* Philip Guenther <guent...@gmail.com> [171107 00:44]:
> On Mon, Nov 6, 2017 at 2:37 PM, Christian Kellermann <ck...@pestilenz.org>
> wrote:
> >
> > While porting a smalltalk VM to OpenBSD I came across this peculiar
> > quirk and I don't quite understand what's going on.
> >
> > This VM does its FFI calls through dlopen'ing and dlsym'ing the
> > symbols in question. This seems to work fine for all kinds of
> > functions.
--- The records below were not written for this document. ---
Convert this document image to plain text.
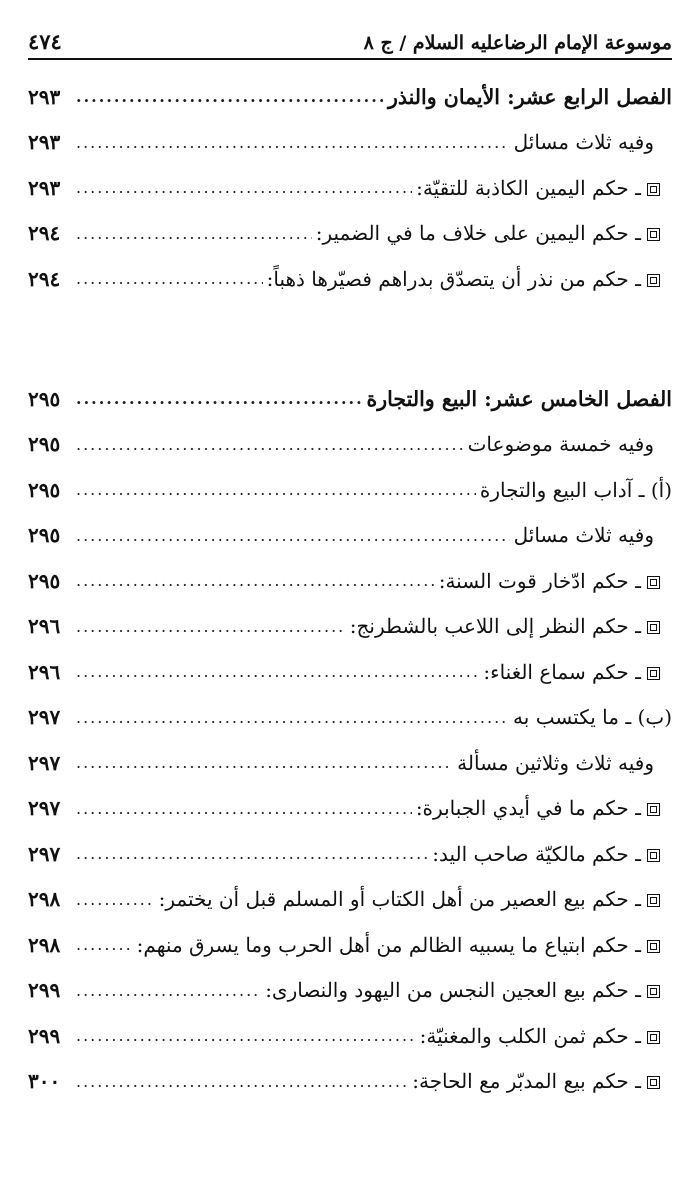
موسوعة الإمام الرضاعليه السلام / ج ٨
٤٧٤
الفصل الرابع عشر: الأيمان والنذر
.....
٢٩٣
وفيه ثلاث مسائل
.....
٢٩٣
ـ حكم اليمين الكاذبة للتقيّة:
.....
٢٩٣
ـ حكم اليمين على خلاف ما في الضمير:
.....
٢٩٤
ـ حكم من نذر أن يتصدّق بدراهم فصيّرها ذهباً:
.....
٢٩٤
الفصل الخامس عشر: البيع والتجارة
.....
٢٩٥
وفيه خمسة موضوعات
.....
٢٩٥
(أ) ـ آداب البيع والتجارة
.....
٢٩٥
وفيه ثلاث مسائل
.....
٢٩٥
ـ حكم ادّخار قوت السنة:
.....
٢٩٥
ـ حكم النظر إلى اللاعب بالشطرنج:
.....
٢٩٦
ـ حكم سماع الغناء:
.....
٢٩٦
(ب) ـ ما يكتسب به
.....
٢٩٧
وفيه ثلاث وثلاثين مسألة
.....
٢٩٧
ـ حكم ما في أيدي الجبابرة:
.....
٢٩٧
ـ حكم مالكيّة صاحب اليد:
.....
٢٩٧
ـ حكم بيع العصير من أهل الكتاب أو المسلم قبل أن يختمر:
.....
٢٩٨
ـ حكم ابتياع ما يسبيه الظالم من أهل الحرب وما يسرق منهم:
.....
٢٩٨
ـ حكم بيع العجين النجس من اليهود والنصارى:
.....
٢٩٩
ـ حكم ثمن الكلب والمغنيّة:
.....
٢٩٩
ـ حكم بيع المدبّر مع الحاجة:
.....
٣٠٠
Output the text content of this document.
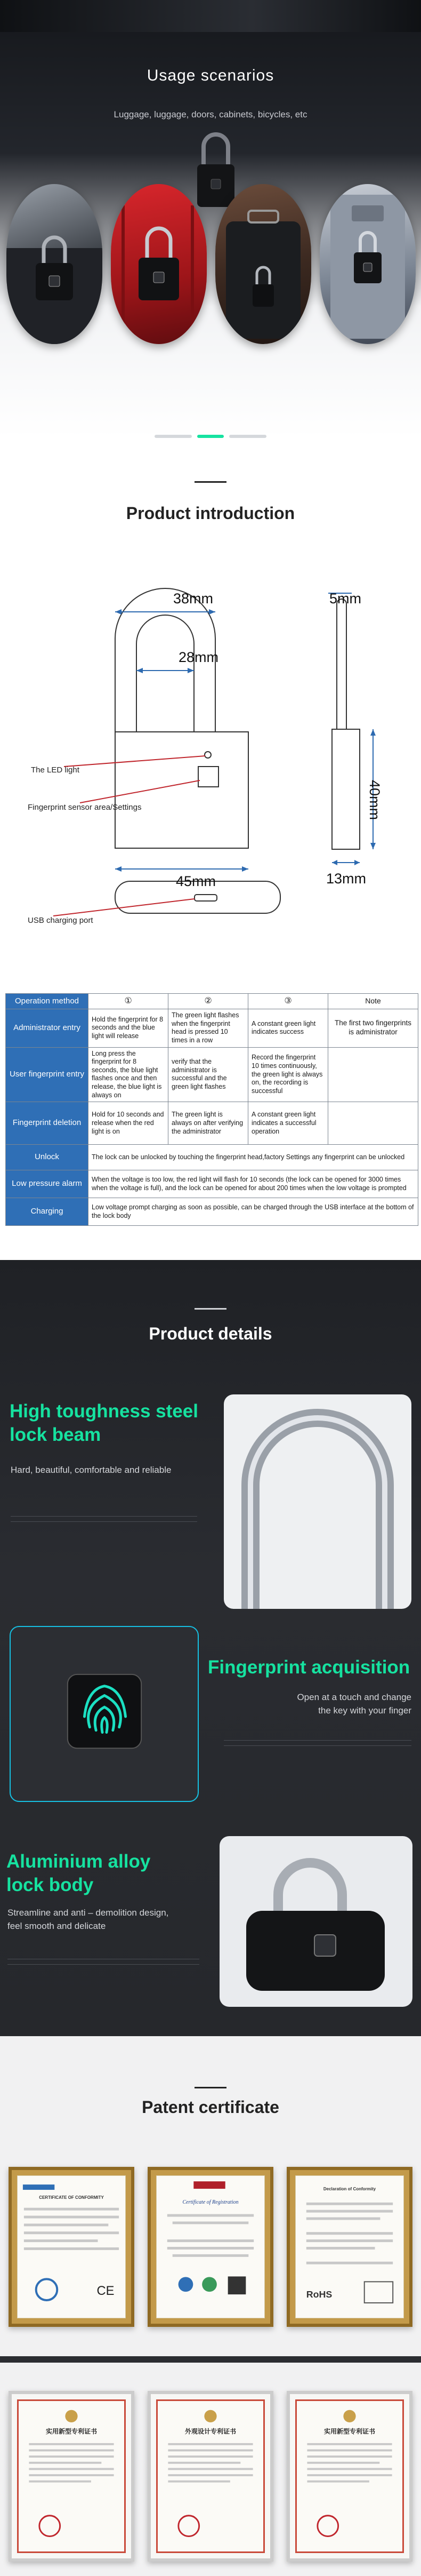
Usage scenarios

Luggage, luggage, doors, cabinets, bicycles, etc

Product introduction
38mm
28mm
45mm
5mm
40mm
13mm
The LED light
Fingerprint sensor area/Settings
USB charging port
Operation method	①	②	③	Note
Administrator entry	Hold the fingerprint for 8 seconds and the blue light will release	The green light flashes when the fingerprint head is pressed 10 times in a row	A constant green light indicates success	The first two fingerprints is administrator
User fingerprint entry	Long press the fingerprint for 8 seconds, the blue light flashes once and then release, the blue light is always on	verify that the administrator is successful and the green light flashes	Record the fingerprint 10 times continuously, the green light is always on, the recording is successful	
Fingerprint deletion	Hold for 10 seconds and release when the red light is on	The green light is always on after verifying the administrator	A constant green light indicates a successful operation	
Unlock	The lock can be unlocked by touching the fingerprint head,factory Settings any fingerprint can be unlocked			
Low pressure alarm	When the voltage is too low, the red light will flash for 10 seconds (the lock can be opened for 3000 times when the voltage is full), and the lock can be opened for about 200 times when the low voltage is prompted			
Charging	Low voltage prompt charging as soon as possible, can be charged through the USB interface at the bottom of the lock body			
Product details
High toughness steel
lock beam
Hard, beautiful, comfortable and reliable
Fingerprint acquisition
Open at a touch and change
the key with your finger
Aluminium alloy
lock body
Streamline and anti – demolition design,
feel smooth and delicate
Patent certificate
CE
CERTIFICATE OF CONFORMITY
Certificate of Registration
RoHS
Declaration of Conformity
实用新型专利证书	外观设计专利证书	实用新型专利证书
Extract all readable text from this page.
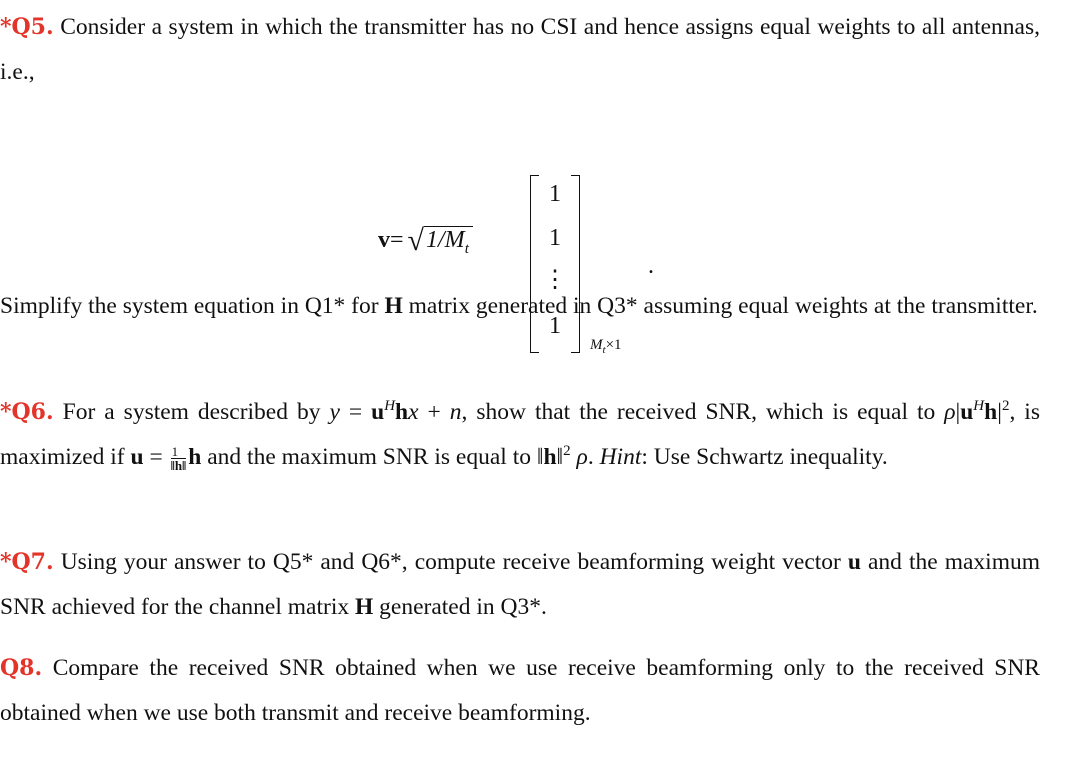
*Q5. Consider a system in which the transmitter has no CSI and hence assigns equal weights to all antennas, i.e.,

$v=√1/M_t$
1
1
⋮
1
$M_t\times 1$
.

Simplify the system equation in Q1* for H matrix generated in Q3* assuming equal weights at the transmitter.

*Q6. For a system described by $y = u^Hhx + n$, show that the received SNR, which is equal to $\rho|u^Hh|^2$, is maximized if $u = \frac{1}{‖h‖}$ h and the maximum SNR is equal to ‖h‖$^2$ ρ. Hint: Use Schwartz inequality.

*Q7. Using your answer to Q5* and Q6*, compute receive beamforming weight vector u and the maximum SNR achieved for the channel matrix H generated in Q3*.

Q8. Compare the received SNR obtained when we use receive beamforming only to the received SNR obtained when we use both transmit and receive beamforming.
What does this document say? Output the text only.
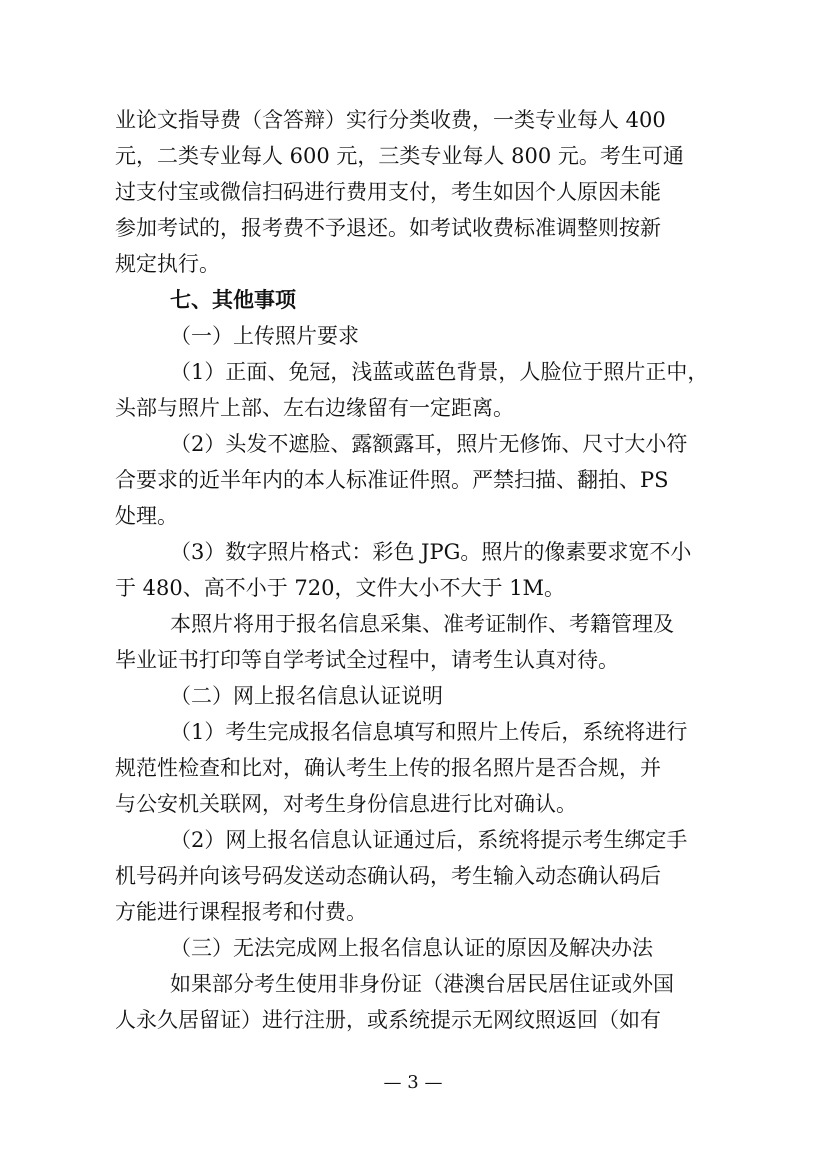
业论文指导费（含答辩）实行分类收费，一类专业每人 400
元，二类专业每人 600 元，三类专业每人 800 元。考生可通
过支付宝或微信扫码进行费用支付，考生如因个人原因未能
参加考试的，报考费不予退还。如考试收费标准调整则按新
规定执行。
七、其他事项
（一）上传照片要求
（1）正面、免冠，浅蓝或蓝色背景，人脸位于照片正中，
头部与照片上部、左右边缘留有一定距离。
（2）头发不遮脸、露额露耳，照片无修饰、尺寸大小符
合要求的近半年内的本人标准证件照。严禁扫描、翻拍、PS
处理。
（3）数字照片格式：彩色 JPG。照片的像素要求宽不小
于 480、高不小于 720，文件大小不大于 1M。
本照片将用于报名信息采集、准考证制作、考籍管理及
毕业证书打印等自学考试全过程中，请考生认真对待。
（二）网上报名信息认证说明
（1）考生完成报名信息填写和照片上传后，系统将进行
规范性检查和比对，确认考生上传的报名照片是否合规，并
与公安机关联网，对考生身份信息进行比对确认。
（2）网上报名信息认证通过后，系统将提示考生绑定手
机号码并向该号码发送动态确认码，考生输入动态确认码后
方能进行课程报考和付费。
（三）无法完成网上报名信息认证的原因及解决办法
如果部分考生使用非身份证（港澳台居民居住证或外国
人永久居留证）进行注册，或系统提示无网纹照返回（如有
— 3 —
However it fails with libc's "environ" symbol.
> >
> 
> libc's environ symbol is only used in static links; in dynamic links it's
> overridden by ld.so's definition.  This is also the case for the dl*
> symbols themselves (as well as the internal __progname symbol that you
> should avoid: use getprogname() instead).
> 
> So, instead of doing this:
> 
> >         handle = dlopen("libc.so", RTLD_NOW|RTLD_GLOBAL);
> >
> 
> I think you should just pass dlsym() the fake RTLD_DEFAULT handle.  Is
> there a particular reason you're not using that, or maybe RTLD_NEXT, right
> now?

That's due to the nature of this code in question. It is a general
FFI handling primitive, so it gets used to, say bind symbols from
libcairo as well.  So in this case I have no control over the handle.
I could special case that for this explicit call in the smalltalk
code though. I will have to discuss this with upstream.  Is this
just necessary for environ and __progname or are there other special
cases I need to watch out for?

Thanks for your explanation, this makes sense to me now!